Earlier this year, a committee was formed to create a Memorandum of Understanding (MOU) between the City’s Boston Centers for Youth & Families (BCYF) and groups that operate local community centers. An MOU is a document describing a relationship between two parties.
The relationship currently does not have an MOU, but there is a “Plan of Operations” that was produced in the early 1970s, according to BCYF spokesperson Sandy Holden. The BCYF did not exist in the current form then and many of the organizations that run the community centers now did not then.
The Gazette asked for a copy of the “Plan of Operations,” but did not receive one by deadline.

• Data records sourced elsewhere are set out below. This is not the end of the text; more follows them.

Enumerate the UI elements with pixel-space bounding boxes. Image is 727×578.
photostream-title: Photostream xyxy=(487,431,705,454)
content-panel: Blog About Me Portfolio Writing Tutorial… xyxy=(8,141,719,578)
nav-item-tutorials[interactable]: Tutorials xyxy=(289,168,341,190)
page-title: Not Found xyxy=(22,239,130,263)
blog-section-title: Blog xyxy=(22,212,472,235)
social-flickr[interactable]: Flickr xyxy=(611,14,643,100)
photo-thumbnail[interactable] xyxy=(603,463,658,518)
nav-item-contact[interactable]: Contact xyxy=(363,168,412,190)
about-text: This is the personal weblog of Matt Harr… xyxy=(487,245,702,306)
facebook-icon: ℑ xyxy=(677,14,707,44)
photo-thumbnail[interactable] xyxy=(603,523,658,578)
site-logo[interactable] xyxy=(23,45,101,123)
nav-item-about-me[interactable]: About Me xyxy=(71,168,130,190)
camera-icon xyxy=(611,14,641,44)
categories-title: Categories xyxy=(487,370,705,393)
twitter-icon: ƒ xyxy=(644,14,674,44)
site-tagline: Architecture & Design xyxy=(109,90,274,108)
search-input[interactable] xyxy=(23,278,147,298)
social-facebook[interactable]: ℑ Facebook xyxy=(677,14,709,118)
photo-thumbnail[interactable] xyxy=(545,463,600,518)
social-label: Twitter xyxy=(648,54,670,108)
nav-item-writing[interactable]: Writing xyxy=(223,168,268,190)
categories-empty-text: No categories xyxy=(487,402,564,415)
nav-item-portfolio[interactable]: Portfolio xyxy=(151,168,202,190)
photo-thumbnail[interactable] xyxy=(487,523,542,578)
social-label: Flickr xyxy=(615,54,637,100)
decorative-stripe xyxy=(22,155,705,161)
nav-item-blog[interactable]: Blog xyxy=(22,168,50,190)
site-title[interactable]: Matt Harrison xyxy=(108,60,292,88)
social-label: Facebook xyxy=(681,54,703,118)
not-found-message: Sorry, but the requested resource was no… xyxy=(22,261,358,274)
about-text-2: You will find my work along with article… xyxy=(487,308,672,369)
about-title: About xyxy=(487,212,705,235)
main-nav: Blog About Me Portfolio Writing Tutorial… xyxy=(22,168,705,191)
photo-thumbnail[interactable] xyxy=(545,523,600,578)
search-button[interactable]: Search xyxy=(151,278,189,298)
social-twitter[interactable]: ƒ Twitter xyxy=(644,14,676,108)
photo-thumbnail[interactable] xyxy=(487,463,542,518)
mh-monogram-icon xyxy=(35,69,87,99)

Kerry Costello, president of the Jamaica Plain Community Centers, which runs the Hennigan Community Center (HCC) and Curtis Hall in JP, had told the Gazette she thought there was an original MOU when the community centers first came into existence. Holden said Costello probably is thinking of the old “Plan of Operations.”
Gazette asked Wheelock College, which runs the Mattahunt Community Center in Mattapan, for any operating document, but the college did not respond with any documents by deadline.
Holden said that Noah Stockman, BCYF director of administration and finance, and other BCYF staff members make up the committee and that they are in close contact with the City’s legal department in crafting the MOU.
She said BCYF will host meetings to present the draft of the MOU to local council members once it has been completed. Holden said she anticipates a draft being ready in the fall.
The issue of an agreement between the City and community centers arose after the HCC bumped up rates in January, forcing several youth groups to make drastic financial decisions, including leaving HCC.